Plan to get into alternative processes this year (starting with kallitype then probably --> pt/pd). Is there a huge or important difference between pig hair hake brushes and goat hair ?
tia
freddy
Plan to get into alternative processes this year (starting with kallitype then probably --> pt/pd). Is there a huge or important difference between pig hair hake brushes and goat hair ?
tia
freddy
Last edited by Fred L; 4-Apr-2018 at 15:49.
notch codes ? I only use one film...
Not for paper coating purposes, no.
You may want to just get in the habit of using a glass puddle pusher from the start. You'll use less coating solution which, when you're doing platinum, can become a big deal. Without it you end up leaving solution, and therefore money, soaked into the brush every time.
-Chris
Absolutely. Also, I get much more consistent and even coating when doing salted paper prints using a puddle pusher than I would ever be able to with a brush. So cost is not the only factor.
Having said that, I use a brush for carbon transfer and generally for Van Dyke Brown and cyanotype as well. I use a synthetic flat brush that cost me about €15. It's been working very well for me since I got it a few years ago. I wouldn't know if a genuine unicorn-haired hake brush would be a dramatic improvement; I haven't tried it or ever felt the need to. I did try a few pig-hair brushes and they were absolutely useless for alt process coating. The hairs are just too coarse on the brushes I got.
When you get a brush, make sure to check that the tips of the hairs stick together into a fine edge (a bit like a knife edge) when you wet the brush. If they don't, the brush is useless.
Thanks for the recommendation CK. Is the pusher as simple to use vs brushing back and forth ? guess I'll be googling puddle pushers later to see what videos there are. Using less solution per print can add up I'm guessing and I can imagine the savings if printing pt/pd.
notch codes ? I only use one film...
Once you get the hang of it, it's pretty easy, yes. I always lay the paper on a sheet of glass, clamp one side down with market stall clamps and if it's really curly, I tape down the opposite corners with removable tape. I find it's imperative that the paper is fixed to a very flat and non-flexible surface. Here's a good example of what I mean, especially from about 4m30 onward: https://youtu.be/JBxw3mb9eAU
I started with a recommended Hake brush and could not stop streak lines due to the bristles parting, after reading Sandy Kings method I changed to the Jack Richeson 9010. If you wet the brush before hand it does not soak up so much of the sensitizer. After a while it too started to separate, I cleaned the brush, used hair conditioner and rinsed thoroughly and the bristles no longer split.

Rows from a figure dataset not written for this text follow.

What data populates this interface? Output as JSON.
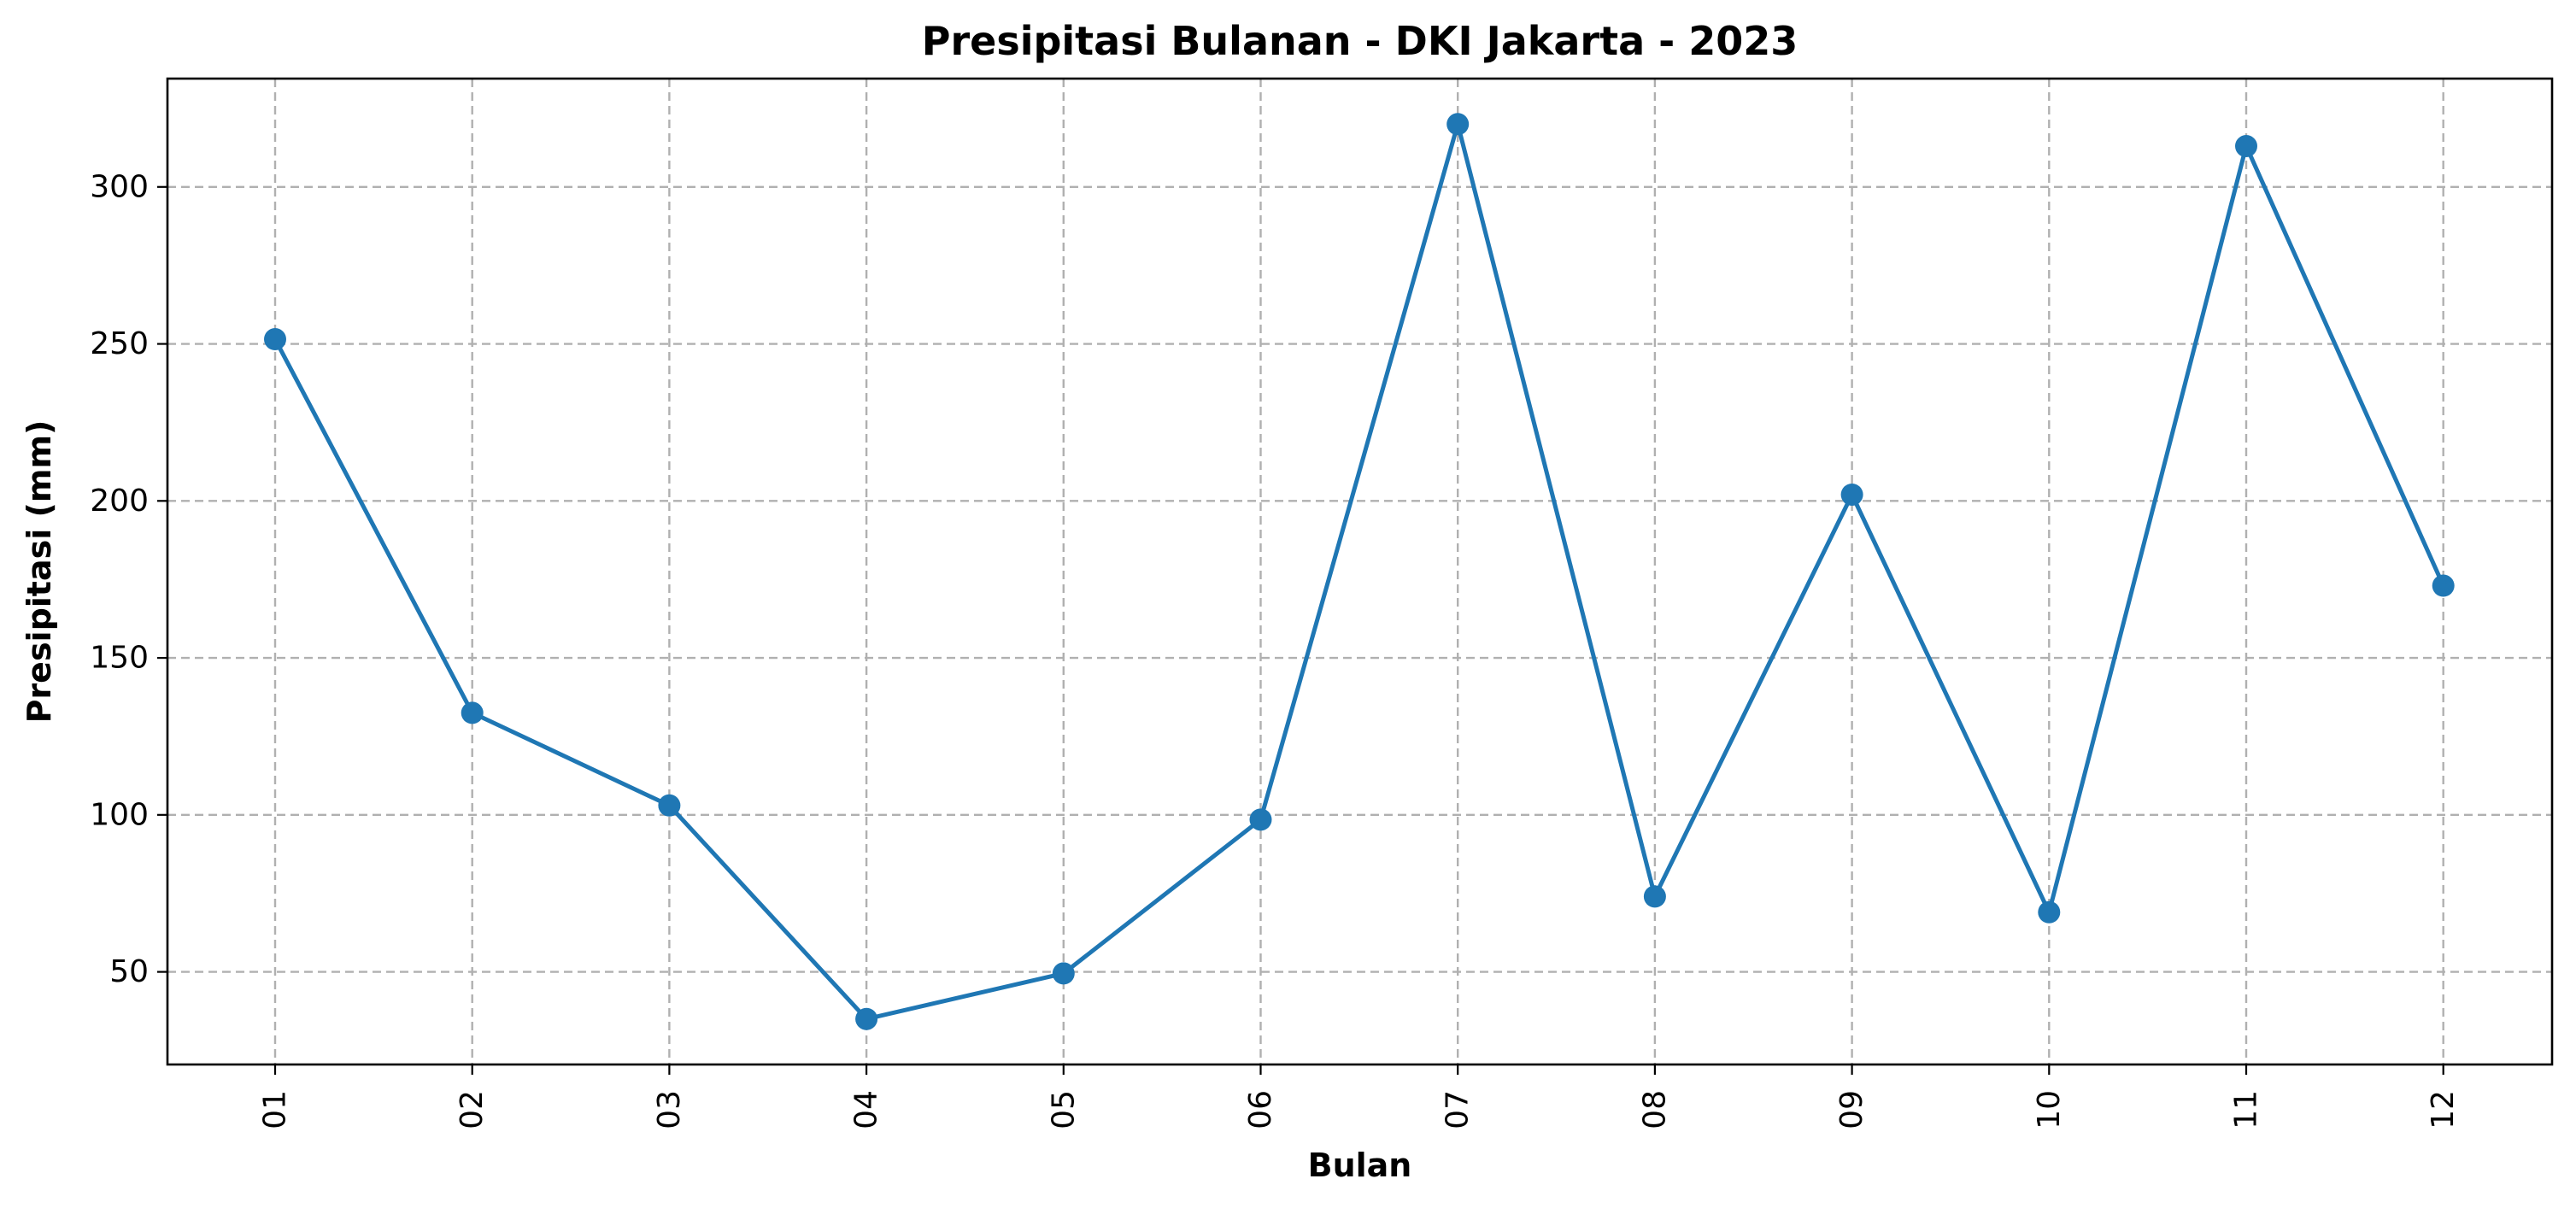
{
  "chart_data": {
    "type": "line",
    "title": "Presipitasi Bulanan - DKI Jakarta - 2023",
    "xlabel": "Bulan",
    "ylabel": "Presipitasi (mm)",
    "categories": [
      "01",
      "02",
      "03",
      "04",
      "05",
      "06",
      "07",
      "08",
      "09",
      "10",
      "11",
      "12"
    ],
    "series": [
      {
        "values": [
          251.5,
          132.5,
          103,
          35,
          49.5,
          98.5,
          320,
          74,
          202,
          69,
          313,
          173
        ],
        "color": "#1f77b4",
        "marker": "circle"
      }
    ],
    "yticks": [
      50,
      100,
      150,
      200,
      250,
      300
    ],
    "ylim": [
      20.5,
      334.5
    ],
    "grid": true,
    "x_tick_rotation": "vertical"
  }
}
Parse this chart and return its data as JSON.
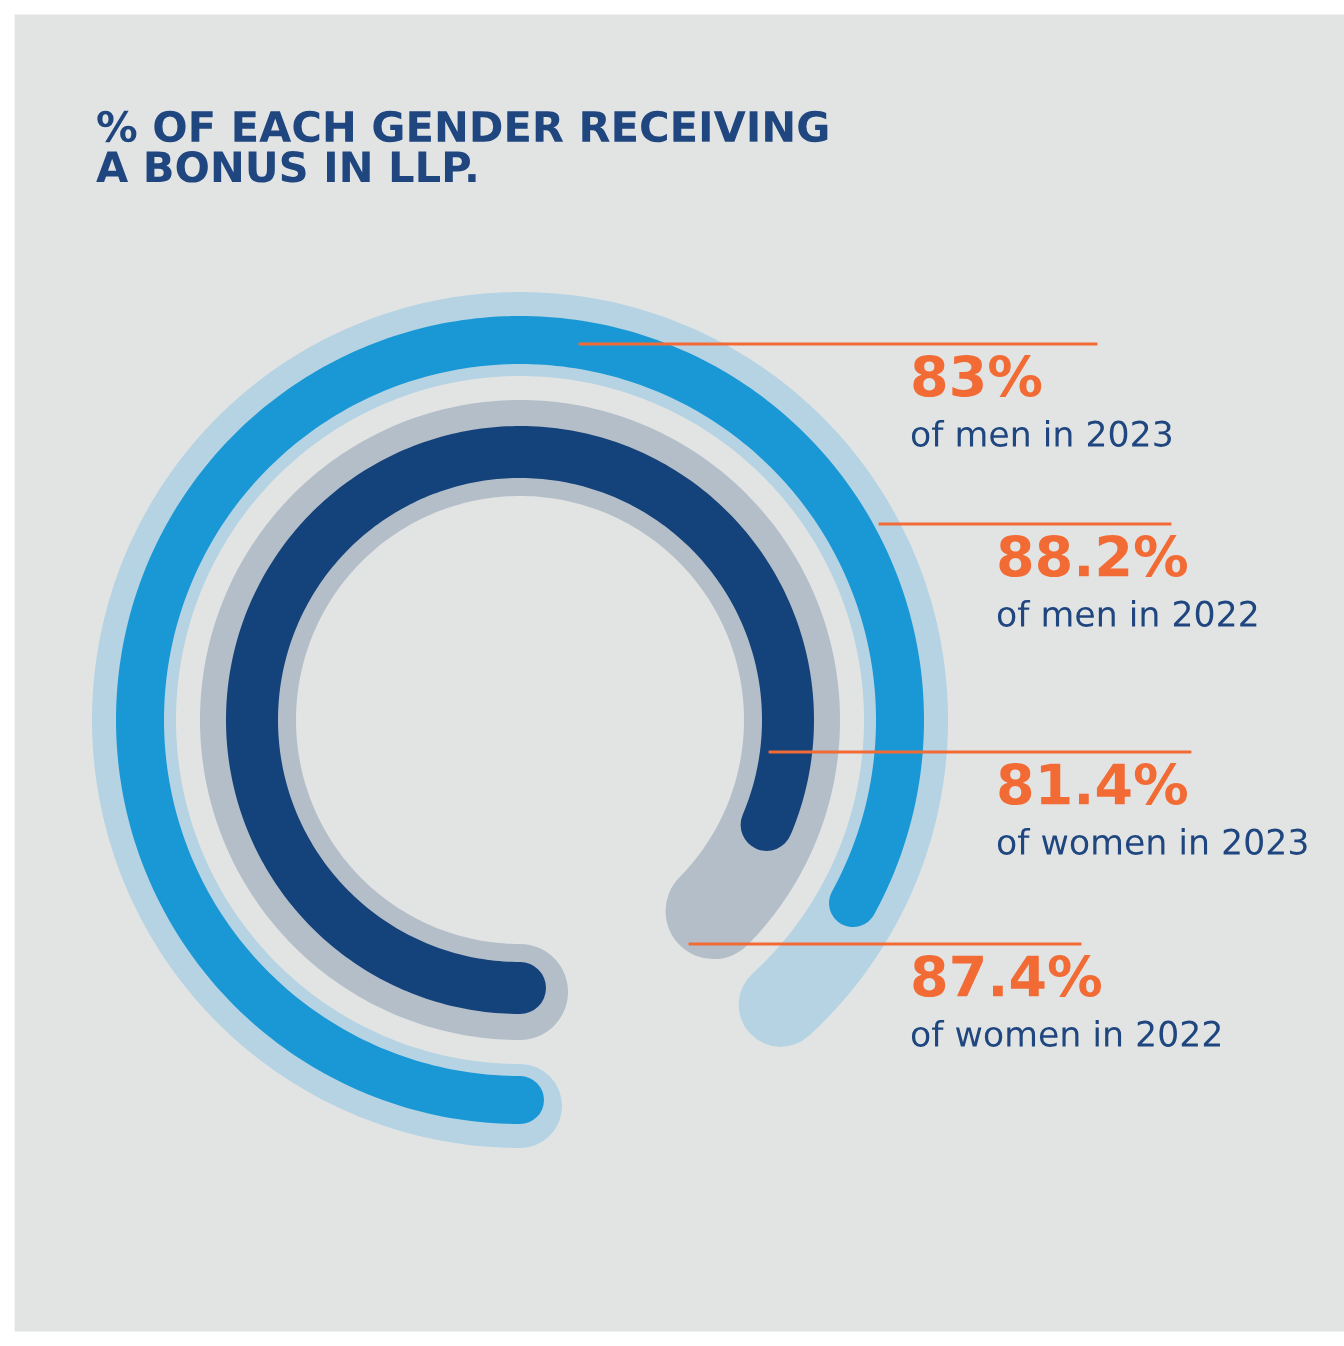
{
  "chart_data": {
    "type": "other",
    "title": "% OF EACH GENDER RECEIVING A BONUS IN LLP.",
    "categories": [
      "of men in 2023",
      "of men in 2022",
      "of women in 2023",
      "of women in 2022"
    ],
    "values": [
      83,
      88.2,
      81.4,
      87.4
    ],
    "colors": [
      "#1a98d5",
      "#b5d3e3",
      "#14427a",
      "#b4bec8"
    ],
    "value_labels": [
      "83%",
      "88.2%",
      "81.4%",
      "87.4%"
    ]
  }
}
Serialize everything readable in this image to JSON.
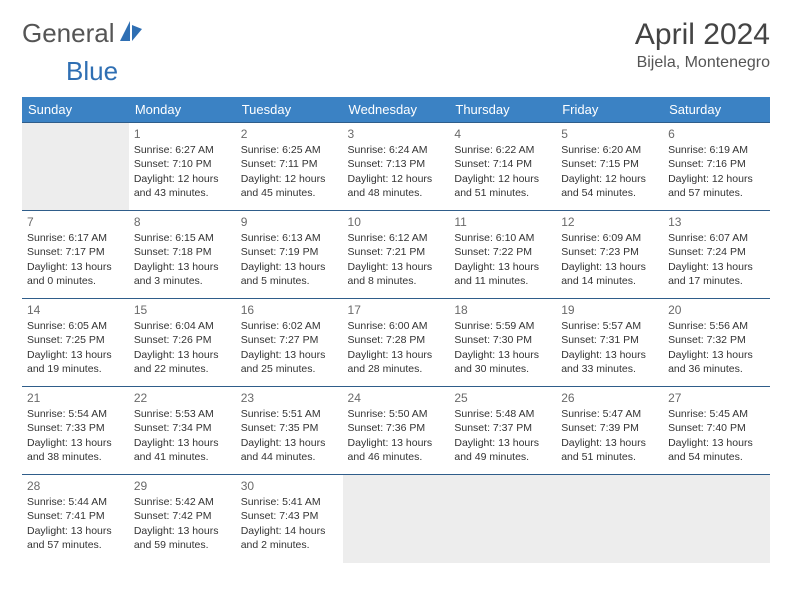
{
  "logo": {
    "part1": "General",
    "part2": "Blue",
    "text_color": "#6a6a6a",
    "accent_color": "#2f6fb3"
  },
  "title": "April 2024",
  "subtitle": "Bijela, Montenegro",
  "header_bg": "#3b82c4",
  "header_text": "#ffffff",
  "row_border": "#2f5d8a",
  "shaded_bg": "#ededed",
  "weekdays": [
    "Sunday",
    "Monday",
    "Tuesday",
    "Wednesday",
    "Thursday",
    "Friday",
    "Saturday"
  ],
  "weeks": [
    [
      {
        "blank": true,
        "shaded": true
      },
      {
        "day": "1",
        "sunrise": "6:27 AM",
        "sunset": "7:10 PM",
        "daylight": "12 hours and 43 minutes."
      },
      {
        "day": "2",
        "sunrise": "6:25 AM",
        "sunset": "7:11 PM",
        "daylight": "12 hours and 45 minutes."
      },
      {
        "day": "3",
        "sunrise": "6:24 AM",
        "sunset": "7:13 PM",
        "daylight": "12 hours and 48 minutes."
      },
      {
        "day": "4",
        "sunrise": "6:22 AM",
        "sunset": "7:14 PM",
        "daylight": "12 hours and 51 minutes."
      },
      {
        "day": "5",
        "sunrise": "6:20 AM",
        "sunset": "7:15 PM",
        "daylight": "12 hours and 54 minutes."
      },
      {
        "day": "6",
        "sunrise": "6:19 AM",
        "sunset": "7:16 PM",
        "daylight": "12 hours and 57 minutes."
      }
    ],
    [
      {
        "day": "7",
        "sunrise": "6:17 AM",
        "sunset": "7:17 PM",
        "daylight": "13 hours and 0 minutes."
      },
      {
        "day": "8",
        "sunrise": "6:15 AM",
        "sunset": "7:18 PM",
        "daylight": "13 hours and 3 minutes."
      },
      {
        "day": "9",
        "sunrise": "6:13 AM",
        "sunset": "7:19 PM",
        "daylight": "13 hours and 5 minutes."
      },
      {
        "day": "10",
        "sunrise": "6:12 AM",
        "sunset": "7:21 PM",
        "daylight": "13 hours and 8 minutes."
      },
      {
        "day": "11",
        "sunrise": "6:10 AM",
        "sunset": "7:22 PM",
        "daylight": "13 hours and 11 minutes."
      },
      {
        "day": "12",
        "sunrise": "6:09 AM",
        "sunset": "7:23 PM",
        "daylight": "13 hours and 14 minutes."
      },
      {
        "day": "13",
        "sunrise": "6:07 AM",
        "sunset": "7:24 PM",
        "daylight": "13 hours and 17 minutes."
      }
    ],
    [
      {
        "day": "14",
        "sunrise": "6:05 AM",
        "sunset": "7:25 PM",
        "daylight": "13 hours and 19 minutes."
      },
      {
        "day": "15",
        "sunrise": "6:04 AM",
        "sunset": "7:26 PM",
        "daylight": "13 hours and 22 minutes."
      },
      {
        "day": "16",
        "sunrise": "6:02 AM",
        "sunset": "7:27 PM",
        "daylight": "13 hours and 25 minutes."
      },
      {
        "day": "17",
        "sunrise": "6:00 AM",
        "sunset": "7:28 PM",
        "daylight": "13 hours and 28 minutes."
      },
      {
        "day": "18",
        "sunrise": "5:59 AM",
        "sunset": "7:30 PM",
        "daylight": "13 hours and 30 minutes."
      },
      {
        "day": "19",
        "sunrise": "5:57 AM",
        "sunset": "7:31 PM",
        "daylight": "13 hours and 33 minutes."
      },
      {
        "day": "20",
        "sunrise": "5:56 AM",
        "sunset": "7:32 PM",
        "daylight": "13 hours and 36 minutes."
      }
    ],
    [
      {
        "day": "21",
        "sunrise": "5:54 AM",
        "sunset": "7:33 PM",
        "daylight": "13 hours and 38 minutes."
      },
      {
        "day": "22",
        "sunrise": "5:53 AM",
        "sunset": "7:34 PM",
        "daylight": "13 hours and 41 minutes."
      },
      {
        "day": "23",
        "sunrise": "5:51 AM",
        "sunset": "7:35 PM",
        "daylight": "13 hours and 44 minutes."
      },
      {
        "day": "24",
        "sunrise": "5:50 AM",
        "sunset": "7:36 PM",
        "daylight": "13 hours and 46 minutes."
      },
      {
        "day": "25",
        "sunrise": "5:48 AM",
        "sunset": "7:37 PM",
        "daylight": "13 hours and 49 minutes."
      },
      {
        "day": "26",
        "sunrise": "5:47 AM",
        "sunset": "7:39 PM",
        "daylight": "13 hours and 51 minutes."
      },
      {
        "day": "27",
        "sunrise": "5:45 AM",
        "sunset": "7:40 PM",
        "daylight": "13 hours and 54 minutes."
      }
    ],
    [
      {
        "day": "28",
        "sunrise": "5:44 AM",
        "sunset": "7:41 PM",
        "daylight": "13 hours and 57 minutes."
      },
      {
        "day": "29",
        "sunrise": "5:42 AM",
        "sunset": "7:42 PM",
        "daylight": "13 hours and 59 minutes."
      },
      {
        "day": "30",
        "sunrise": "5:41 AM",
        "sunset": "7:43 PM",
        "daylight": "14 hours and 2 minutes."
      },
      {
        "blank": true,
        "shaded": true
      },
      {
        "blank": true,
        "shaded": true
      },
      {
        "blank": true,
        "shaded": true
      },
      {
        "blank": true,
        "shaded": true
      }
    ]
  ],
  "labels": {
    "sunrise": "Sunrise: ",
    "sunset": "Sunset: ",
    "daylight": "Daylight: "
  }
}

For years now I have been using el cheapo Chinese made hake brushes that I buy at a local Block store for around $2.50 each.To help prevent the bristles from becoming detached, I apply super glue around the metal furrule. The last one I used for over a year when I noticed black gunk being deposited on the paper so I tossed it and have 2 new brushes waiting. I bought a Richardson but so far haven't used it as well as a puddle pusher which I used once.
Thomas
watched some videos and using the pusher looks so simple, even I can do that for those who use rods, if you need to coat something wider than the rod, do you coat in side by side passes or do you prefer using a coating rod as wide, or wider than the size of your neg ? I also guess it depends if I want brush marks on the finished print.
thanks again for the replies, it helps very much !
notch codes ? I only use one film...
Jen,
Can you compare the Dosa Bake brushes to typical hake brushes or synthetics like Richeson 9010 magic brushes? What makes them special?